How Fast Should the United States Economy be Growing?

According to The Economist, “In the three years since the end of the recession in mid-2009, growth averaged 2.2 percent, barely half the 4.2 percent average of the seven previous recoveries.” This begs the question: How fast should the economy be growing?

Economists, academics, and policy makers have been trying to figure that out. Many have started with an economic theory put forward by noted economist Milton Friedman in 1964. His “Plucking Model” postulates the business cycle is like a string attached to a board. The board represents “the ceiling of maximum feasible output.” Once in a while, the string is plucked down by recession and then it springs back. The idea is the depth of a recession will be mirrored by the strength of the recovery that follows.

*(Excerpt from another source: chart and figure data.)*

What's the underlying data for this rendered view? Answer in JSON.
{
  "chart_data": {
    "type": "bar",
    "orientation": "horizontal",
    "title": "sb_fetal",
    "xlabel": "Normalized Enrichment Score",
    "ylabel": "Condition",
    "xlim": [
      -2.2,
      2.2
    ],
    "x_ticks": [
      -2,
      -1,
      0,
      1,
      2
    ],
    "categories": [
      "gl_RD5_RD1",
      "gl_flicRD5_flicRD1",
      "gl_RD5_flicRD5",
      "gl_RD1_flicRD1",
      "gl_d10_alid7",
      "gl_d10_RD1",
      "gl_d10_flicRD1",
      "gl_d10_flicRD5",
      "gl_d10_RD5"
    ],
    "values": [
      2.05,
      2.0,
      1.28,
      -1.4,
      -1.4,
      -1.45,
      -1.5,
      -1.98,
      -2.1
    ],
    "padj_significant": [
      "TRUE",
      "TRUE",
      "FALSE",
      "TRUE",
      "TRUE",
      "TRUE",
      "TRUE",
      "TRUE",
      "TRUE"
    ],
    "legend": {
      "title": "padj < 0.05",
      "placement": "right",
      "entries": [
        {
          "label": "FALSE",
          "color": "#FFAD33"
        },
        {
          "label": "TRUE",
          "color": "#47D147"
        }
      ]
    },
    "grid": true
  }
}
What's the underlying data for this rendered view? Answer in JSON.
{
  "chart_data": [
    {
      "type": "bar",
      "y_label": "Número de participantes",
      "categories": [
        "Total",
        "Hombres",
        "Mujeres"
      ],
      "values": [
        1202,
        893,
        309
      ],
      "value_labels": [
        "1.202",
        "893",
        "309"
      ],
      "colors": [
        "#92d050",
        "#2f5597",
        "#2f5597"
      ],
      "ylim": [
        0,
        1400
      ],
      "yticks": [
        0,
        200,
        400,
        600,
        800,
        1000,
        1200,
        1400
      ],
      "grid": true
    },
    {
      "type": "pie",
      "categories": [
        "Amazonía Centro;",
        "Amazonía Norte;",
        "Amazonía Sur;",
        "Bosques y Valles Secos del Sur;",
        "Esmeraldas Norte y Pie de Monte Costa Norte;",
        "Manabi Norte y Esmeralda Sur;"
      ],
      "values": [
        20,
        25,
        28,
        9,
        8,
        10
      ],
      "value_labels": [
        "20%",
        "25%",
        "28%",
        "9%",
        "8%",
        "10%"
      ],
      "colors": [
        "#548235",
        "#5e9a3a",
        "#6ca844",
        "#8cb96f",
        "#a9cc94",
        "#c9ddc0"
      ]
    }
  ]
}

At first blush, the Plucking Model doesn’t appear to apply to this recovery. The Great Recession was the deepest downturn since World War II, and the country hasn’t snapped back. According to several recent reports, there may be a reason for this. The ‘ceiling of optimal output’ – the fastest rate at which the economy is expected to grow – may be lower than it used to be. 

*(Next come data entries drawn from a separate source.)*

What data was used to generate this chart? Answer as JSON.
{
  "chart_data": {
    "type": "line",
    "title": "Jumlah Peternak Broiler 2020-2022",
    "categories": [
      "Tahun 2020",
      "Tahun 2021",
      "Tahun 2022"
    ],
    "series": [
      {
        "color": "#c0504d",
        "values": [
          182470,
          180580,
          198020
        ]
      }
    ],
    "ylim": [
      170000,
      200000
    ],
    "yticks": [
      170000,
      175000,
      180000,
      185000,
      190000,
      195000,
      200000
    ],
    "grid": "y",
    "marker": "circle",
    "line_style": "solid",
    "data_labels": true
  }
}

  • Productivity and Potential Output Before, During, and After the Great Recession, a working paper from the San Francisco Federal Reserve, found growth in the U.S. was slowing in the mid-2000s although the slowdown was largely unrecognised before the Great Recession.
  • What Accounts for the Slow Growth of the Economy After the Recession, a Congressional Budget Office study, determined about two-thirds of the difference between America’s current growth rate and the average growth after previous recoveries is due to long-term trends including demographic changes. The other one-third is credited to low demand for goods and services.
  • Disentangling the Channels of the 2007-2009 Recessions, by James Stock of Harvard University and Mark Watson of Princeton University, also found slower growth in the U.S. is largely the result of demographic trends such as a limited labour supply as Baby Boomers have begun to retire and the number of women joining the workforce has levelled off. 

Considered together, the reports seem to indicate U.S. economic growth (and that of the U.K) began slowing before the recession and, unless demographic trends shift, the U.S. and our own country, may continue to experience slower growth.